5) You have more than one gift with each costing below Rs 50,000 but if the total cost of gifts for the financial year is more than Rs 50,000. “If the spouse has received a gift, it will be taxable in his or her hand; it will not be clubbed with the other spouse’s income,” says Kaushik of Taxspanner.com.
How gifts are taxed:
1) The aggregate value of gifts received will be taxed.
2) In case of movable property, the fair market value (FMV) of the gift is calculated and if no consideration was paid, the entire amount is taxable. If some consideration was paid, the FMV of the gift minus the consideration is taxable.

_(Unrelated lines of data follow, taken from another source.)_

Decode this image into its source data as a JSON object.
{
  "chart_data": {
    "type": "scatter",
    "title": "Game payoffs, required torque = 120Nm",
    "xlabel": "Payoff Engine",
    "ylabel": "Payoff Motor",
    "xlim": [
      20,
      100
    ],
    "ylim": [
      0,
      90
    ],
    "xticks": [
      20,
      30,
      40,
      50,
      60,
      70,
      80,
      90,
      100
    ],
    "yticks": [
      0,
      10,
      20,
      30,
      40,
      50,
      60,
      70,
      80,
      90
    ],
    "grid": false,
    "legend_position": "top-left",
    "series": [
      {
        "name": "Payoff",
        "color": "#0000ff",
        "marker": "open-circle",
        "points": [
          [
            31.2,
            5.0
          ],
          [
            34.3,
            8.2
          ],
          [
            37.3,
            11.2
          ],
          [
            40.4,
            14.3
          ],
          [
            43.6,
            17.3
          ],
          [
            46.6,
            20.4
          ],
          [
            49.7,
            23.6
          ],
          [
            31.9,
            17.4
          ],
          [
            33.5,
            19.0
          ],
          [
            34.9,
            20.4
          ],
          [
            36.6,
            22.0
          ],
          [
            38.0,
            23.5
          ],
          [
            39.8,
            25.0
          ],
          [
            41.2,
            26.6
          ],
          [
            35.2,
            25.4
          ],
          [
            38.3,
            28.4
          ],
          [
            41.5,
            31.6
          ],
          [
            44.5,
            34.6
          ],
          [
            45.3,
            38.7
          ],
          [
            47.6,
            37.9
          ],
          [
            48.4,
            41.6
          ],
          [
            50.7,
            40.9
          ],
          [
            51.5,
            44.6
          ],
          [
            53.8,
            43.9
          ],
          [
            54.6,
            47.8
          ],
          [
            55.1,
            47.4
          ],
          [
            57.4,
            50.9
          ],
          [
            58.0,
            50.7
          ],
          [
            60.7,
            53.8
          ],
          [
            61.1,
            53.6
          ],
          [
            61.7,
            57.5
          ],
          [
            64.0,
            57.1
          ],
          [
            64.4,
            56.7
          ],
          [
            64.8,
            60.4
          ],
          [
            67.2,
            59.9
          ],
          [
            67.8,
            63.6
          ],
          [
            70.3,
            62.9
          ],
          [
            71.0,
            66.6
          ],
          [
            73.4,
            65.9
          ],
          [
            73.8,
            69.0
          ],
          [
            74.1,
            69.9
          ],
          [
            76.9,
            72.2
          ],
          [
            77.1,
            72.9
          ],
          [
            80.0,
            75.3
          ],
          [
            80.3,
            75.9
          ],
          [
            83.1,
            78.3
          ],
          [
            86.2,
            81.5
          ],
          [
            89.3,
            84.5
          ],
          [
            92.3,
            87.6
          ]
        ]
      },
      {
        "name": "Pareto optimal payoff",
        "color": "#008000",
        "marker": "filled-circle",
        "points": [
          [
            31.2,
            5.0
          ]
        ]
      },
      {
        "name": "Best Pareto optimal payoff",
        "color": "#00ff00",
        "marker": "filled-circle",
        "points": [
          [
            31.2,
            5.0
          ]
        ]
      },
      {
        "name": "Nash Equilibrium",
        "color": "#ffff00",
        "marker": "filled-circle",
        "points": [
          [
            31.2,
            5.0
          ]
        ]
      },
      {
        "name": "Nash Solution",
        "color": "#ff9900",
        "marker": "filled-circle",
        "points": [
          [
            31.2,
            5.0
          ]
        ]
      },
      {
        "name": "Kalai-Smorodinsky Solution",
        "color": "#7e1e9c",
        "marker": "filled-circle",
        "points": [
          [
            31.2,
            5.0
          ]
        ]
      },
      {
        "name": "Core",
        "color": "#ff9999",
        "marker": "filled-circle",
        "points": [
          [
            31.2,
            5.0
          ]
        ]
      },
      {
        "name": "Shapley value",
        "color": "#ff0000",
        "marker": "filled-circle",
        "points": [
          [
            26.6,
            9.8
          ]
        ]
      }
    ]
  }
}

3) In case of immovable property, if the stamp duty value is greater than Rs 50,000, total stamp duty is chargeable to tax. In case some consideration was paid, then the amount arrived after deducting the consideration from stamp duty is taxable.
4) The value of the gift thus calculated will be added to your income and will be taxed as per the slab under the head “Income From Other Sources”. Gifts received in cash are directly added to the income and taxed as per slab.
1) The aggregate value of gifts received will be taxed.
2) In case of movable property, the fair market value (FMV) of the gift is calculated and if no consideration was paid, the entire amount is taxable. If some consideration was paid, the FMV of the gift minus the consideration is taxable.
3) In case of immovable property, if the stamp duty value is greater than Rs 50,000, total stamp duty is chargeable to tax. In case some consideration was paid, then the amount arrived after deducting the consideration from stamp duty is taxable.
4) The value of the gift thus calculated will be added to your income and will be taxed as per the slab under the head “Income From Other Sources”. Gifts received in cash are directly added to the income and taxed as per slab.